ROMANCE & CIGARETTES (2005)
Starring James Gandolfini, Susan Sarandon, Kate Winslet, Steve Buscemi, Mandy Moore, Mary-Louise Parker, Aida Turturro, Bobby Cannavale, Christopher Walken, Barbara Sukowa, Elaine Stritch, Eddie Izzard, Amy Sedaris, P.J. Brown, Adam LeFevre and John Turturro.
Screenplay by John Turturro.
Directed by John Turturro.
Distributed by United Artists. 106 minutes. Rated R.
2007 has been an interesting year for the movie musical. The big hits have been Dreamgirls (which came out very late last year), Hairspray and Sweeney Todd – and while they were all extremely well-done traditional Broadway adaptations, two movies which tweaked the traditions of the musical were even more intriguing.
Actually, both of these films are not from 2007, but because they were smaller and more experimental, they took a little longer to make the multiplexes (as of this writing, this film still has not gotten a proper wide release despite its star-studded cast.)
The first shot across the bow of the traditional musical was the low-key and wonderful Irish import Once, in which the traditional musical flourishes were muted for a more reserved age. Instead of the music punctuating the story, the songs essentially fueled the plotline.
While Once can whole-heartedly be embraced as a complete and total success, Romance and Cigarettes, the third directing job by acclaimed actor John Turturro is thornier. It’s a bit of a hodgepodge, a bit of a mess, but a fascinating-if-flawed experience.
Romance & Cigarettes is not a traditional movie musical even in the most fundamental way – the actual songs are a series of mostly 60s easy listening pop hits, by the likes of Tom Jones, Dusty Springfield, Engelbert Humperdinck, and Vicki Carr – with a few more modern tracks tossed in. The film often stops as the actual original pop recordings play, while the characters sing along and emote over the songs.
Only a few songs are actually sung completely by the stars – such as pop-star-turned-actress Mandy Moore doing “I Want Candy,” Aida Turturro (the director’s sister – who also played star James Gandolfini’s sister for several years in The Sopranos) emoting through “I Wonder Who’s Kissing Her Now” and Gandolfini and Susan Sarandon giving a hushed, broken version of Irving Berlin’s “The Girl I Marry.”
People have pointed out that this film takes some stylistic cues from Dennis Potter’s The Singing Detective and Pennies from Heaven – and while that is true, I feel that Romance & Cigarettes is more reminiscent of Francis Ford Coppola’s underrated-but-similarly-uneven early-80s semi-musical One from the Heart.
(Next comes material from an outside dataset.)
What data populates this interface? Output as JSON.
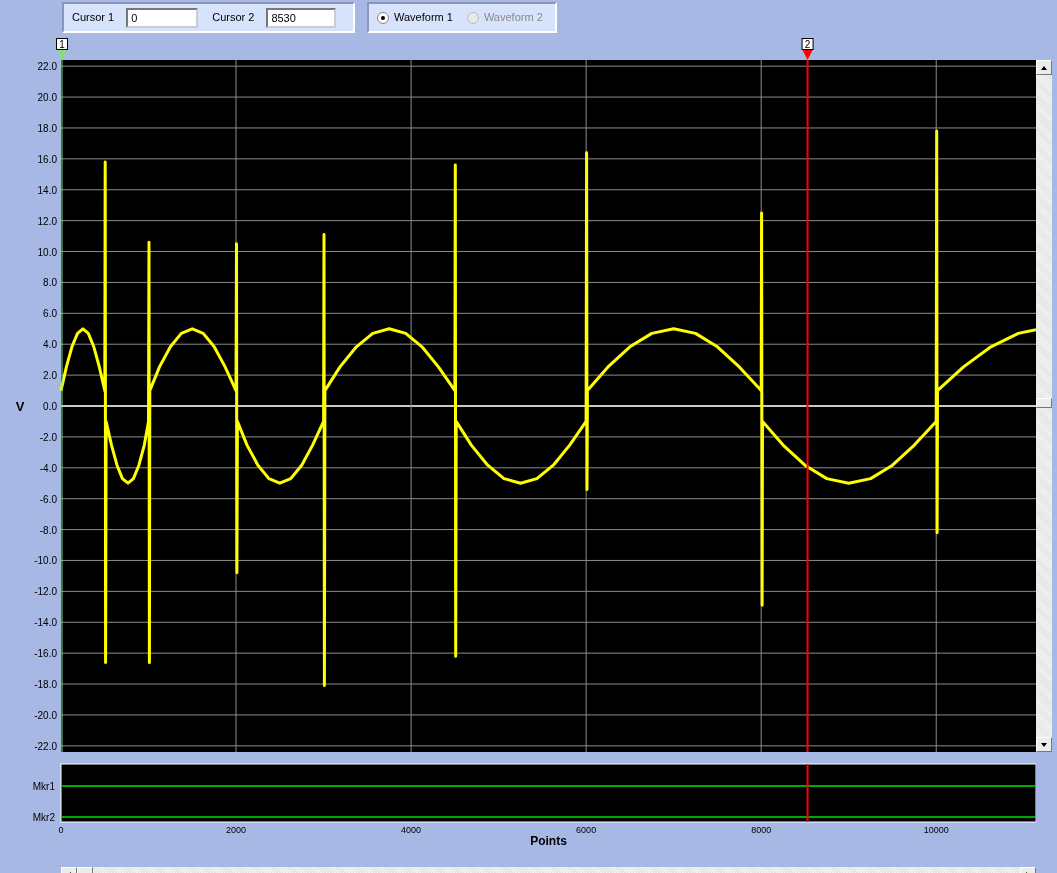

Turturro has referred to the film as a “working-class opera,” and I guess that is as good a description you are going to get. The film tells the stories of desperation of some hard-working people in the outskirts of New York, during some vague time which could be now or the mid-60s.
Gandolfini plays Nick Murder (and don’t worry, his name is the most threatening thing about this big galloot) – an aging construction worker who has grown bored with his marriage to Susan Sarandon. He starts fantasizing about a coarse British bird (Kate Winslet having a hoot in this against-type role). His wandering eye turns his daughters (Mandy Moore, Mary-Louise Parker, and Aida Turturro), his wife’s cousin (Christopher Walken) and his mother (Elaine Stritch) against him. The only friend he has left is his slightly sex-freak friend (Steve Buscemi.)
If this seems like a pretty by-the-books storyline, then get ready to be shocked by the film’s surrealistic bent. The dialogue flips back and forth from naturally coarse to high-brow emoting. The characters almost never do what the audience expects. Fantasy sequences slip in and out without much fanfare. Whenever things get too complicated or depressing, the characters slip into fantasies of complex musical numbers.
Romance & Cigarettes is far from a perfect movie, and yet it feels at once more fascinating and occasionally frustrating for the very eccentric storytelling choices it makes. Here is a film which is not afraid to dance to its own beat and dares you to follow.
Besides, you really haven’t lived until you watch Christopher Walken emoting his way through a filmed dramatization of Tom Jones’ jealous murder ballad “Delilah.” That alone is worth the price of admission.